At one of the birthay parties I (Tony the Balloon Guy) performed at this weekend, I had JUST started making a dog, when a very young lady said, “I think that’s wrong.”

She had probably seen a lot of one-balloon dogs made by clowns and other balloon artists, but I make my dogs a little fancier, so I understood that she wasn’t seeing what she was used to.

But before I could say anything, the birthday girl, age 5, told her, “It’s not wrong!  This is Tony the Balloon Guy!  He’s the greatest balloon maker in the world!”

I hope you’re the greatest doer-of-what-you-do or be-er-of-who-you-are in the world today, and someone says so out loud.  It’s a nice feeling!

www.TonyTheBalloonGuy.com

The Real McCoy

Tuesday, November 10th, 2009

I (Tony the Balloon Guy) live near Brooksville/Spring Hill, in Hernando County.  I get my car fixed in Port Richey, in Pasco County.  Why?

I used to live in Port Richey, and started going to Hatfield’s.  Early one morning, back when I had a real job instead of our celebration-industry family business, my car was just running awful, and Roger (Hatfield, from the family in the famous feud with the McCoys) wasn’t in yet, so I went to another garage on the same street.

The guys there plugged the computers in and diagnosed everything.

ME:  What’s wrong?

THEM:  Your car is very sick.

They proceeded to give me a list of all the things they would have to fix so that my car would stop running just awful.

ME:  How much will that cost?

THEM:  $1,200.

ME (seeing Roger opening his gate):  Let me get a second opinion, and I’ll get back with you.

I chug the car over to Hatfield’s Automotive.  Roger listens to it for a second.

ROGER:  When did you last buy gas?

ME:  Last night.

ROGER:  Someplace different than normal?

ME:  Yeah.

ROGER:  Sounds like you got some bad gas in there.

Now I’m not saying there aren’t honest car fixers in Brooksville – I’m certain there are.  But I’ll keep driving or AAA-ing my car down to Hatfield’s every chance I can. 

And I’ll keep doing my best in my job, hoping that people feel as good about what I do as I feel about what Roger does.  Everytime someone calls me for the second or third birthday party in a row, or the same event year after year, I’m glad to be the one they know they can count on for their celebration the way I count on Roger to keep me on the road honestly and fairly!

Have a fun day!

www.TonyTheBalloonGuy.com

Oh No, I’m One of Them

Sunday, November 8th, 2009

On November 5th, I (Tony the Balloon Guy) blogged about how devastated I was to see Christmas trees in stores and restaurants on November 3rd.   I complained that there should be a little break between Halloween and Christmas.
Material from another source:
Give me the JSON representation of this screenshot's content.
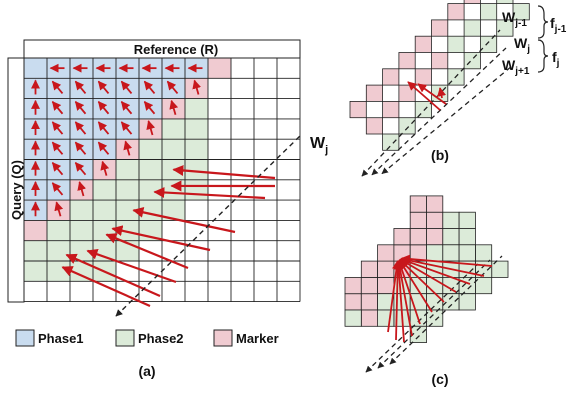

But you know what?  On October 27th, even BEFORE Halloween, I had blogged to remind people that our December calendar is filling up, and this is the time to book balloon entertainment, face painting, pony rides, etc., for the Christmas party at your home, school, church, business, etc. 

I’m not just one of them – I’m WORSE than them!  At least they waited until November.

It’s true, though, that our December already has a lot of bookings written on the page, so if I don’t tell you now, you’ll miss out!

But sorry about the no-break between Halloween and Christmas.

Also, I write “etc.” too much.

Have a fun day!  And a good Thanksgiving.